End of a New Day

Changes to MHHS End of the Year Activities


The 2022-2023 school year at MHHS has had a stunning amount of changes for what life looks like for the student body. TASSEL was the first to change, and now end of the year activities such as Hoopla Day and Impact Week have vanished from the calendar.

“Hoopla Day was kinda like a field day with something that kids would look forward to because it was a day in school where we could just honestly hang out with our friends and just have fun,” Brianna Sexton (11) said.

After the shooting at Uvalde in May that affected the management of Texas schools, the change in administration throughout MISD and an unprecedented population increase for MHHS, the administration has removed another fixture of the school year that upper-classmen students have come to expect.

“I feel very disappointed because that’s something most of the kids who have been here previously look forward to for the whole year because it’s kinda your reward for all the hard work you put in,” Madeleine Hill (11) said. “So since you worked hard and studied hard, you get a day at school where you can say, ‘Hi’ and ‘Bye’ to all your friends and enjoy the last few moments. It’s especially disappointing for the seniors because it was going to be their last one and suddenly it’s gone.”

Following rumors that new MHHS principal, Ketura Madison, planned on removing these practices since before the year started, Madison insists that she did not plan the changes and removal of activities. She claims she did not know about the practices until they were presented to her by her staff along with a vocal call for the changes the student body is currently experiencing.

“I did not even know what Hoopla was,” Madison said. “As we were preparing for end of the year ‘things,’ feedback from staff, especially administrator staff that was here from last year, was that with the sheer size of Heritage now it’s extremely hard to try to keep everyone in the same place and from roaming and getting away Last year it was hard to manage and there were fewer students here last year, we have even more than last year, so that was a request from our staff, both teachers and administrators, to not have it this year.”

The changes affect more than students being able to have fun with their friends on a special field day. End of the year traditions, such as giving out the yearbooks to the student body on Hoopla Day, have been disrupted forcing the media advisor and the yearbook staff to come up with another solution.

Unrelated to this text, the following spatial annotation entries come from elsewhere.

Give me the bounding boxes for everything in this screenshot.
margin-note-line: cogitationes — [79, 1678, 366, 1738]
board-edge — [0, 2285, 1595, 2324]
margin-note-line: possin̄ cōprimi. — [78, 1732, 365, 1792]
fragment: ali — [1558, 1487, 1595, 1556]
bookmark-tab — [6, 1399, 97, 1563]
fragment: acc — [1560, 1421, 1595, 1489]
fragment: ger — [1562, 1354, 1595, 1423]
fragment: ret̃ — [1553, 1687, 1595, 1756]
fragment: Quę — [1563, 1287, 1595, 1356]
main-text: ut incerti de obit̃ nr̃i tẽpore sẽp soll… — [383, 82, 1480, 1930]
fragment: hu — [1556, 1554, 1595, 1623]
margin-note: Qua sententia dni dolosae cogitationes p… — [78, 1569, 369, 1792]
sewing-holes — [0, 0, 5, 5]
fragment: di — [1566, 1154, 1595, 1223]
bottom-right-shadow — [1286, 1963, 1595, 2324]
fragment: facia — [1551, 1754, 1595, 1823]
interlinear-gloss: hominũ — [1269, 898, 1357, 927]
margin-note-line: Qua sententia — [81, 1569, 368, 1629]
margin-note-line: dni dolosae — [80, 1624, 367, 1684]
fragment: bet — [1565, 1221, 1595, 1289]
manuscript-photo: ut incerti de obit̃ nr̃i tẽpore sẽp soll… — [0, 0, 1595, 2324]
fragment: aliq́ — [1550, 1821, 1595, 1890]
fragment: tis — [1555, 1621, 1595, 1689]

“There’s nothing set in stone right now,” Jaguar Media advisor Rachel Kidder said. “I have some ideas. I have a feeling that what we’ll end up doing is something for seniors on one of their days where they’re here but not here kind of thing. Then probably everybody else either that same day later or the next week or something.”

Many of those who have gone to Heritage before the start of the Madison administration feel that they understand the need for the changes.

“Y’know, there’s always gonna be those [one or two kids] that screw it up for everyone and I think that’s just a part of the situation,” Sexton said. “I think that the administration needs to realize that and understand that they’re high school students, usually they’re under-classmen students who are just wasting away their time.”

However, that does not mean that they agree with the choices of the administration.

“Y’know we would get food trucks, stuff like that, just be ourselves when usually we were stressed, but it kinda signified the end of the year and that we made it,” Sexton said. “As much as I wanna say that yes, we could handle it, there would be that one or two who couldn’t, but that shouldn’t deter administration from finding a way for students to do what they want.”

Nor do they understand the lack of alternatives for the now gone activities.

“If she wants to gain a better reputation as principal and wants to be more valued and respected, I highly recommend her sublimating an alternative for Hoopla and Impact Week because if she just takes it away without sublimating an alternative, she’s just gonna be seen as a cruel principal,” Hill said

There are proposed alternatives, but for 12th grade students only since it is their last year of high school and due to missed weather days, they are unable to take half days like they would have in years before.

“Our seniors in the past they’ve been able to do just a half day during Senior Week,” Madison said. “But because we had those four ice days that we didn’t make up, as far as minutes go, they wouldn’t get all their minutes in if we let the seniors take only half days. Someone mentioned possibly just having it for seniors because although they have to be here, after their exams are done, we need some things to keep them entertained for the full day. So we are possibly doing something for seniors, but there wasn’t anything placed on the table for grades 9 through 11.”

While seniors also struggle with the lack of a Hoopla Day or Impact Week, they are hopeful that the alternative activities aimed at them will be satisfactory.

“I’m a senior so I feel fine about it,” Jerzie Bryant (12) said. “Sucks for the juniors, sophmores, and freshmen.”

These changes have been a lot for the student body and many feel that they do not like the current direction the school is going.

“That is a tradition here, pretty much, and to take that away is just destroying the school’s tradition,” Hill said. “My sister went to school here and we have other kids that have siblings that went to school here, it’s like a tradition. We all talk like, ‘Hey, how was your Hoopla’ or ‘Hey, how’s Impact Week.’ It feels like you’re taking away from part of the school’s identity at this point.”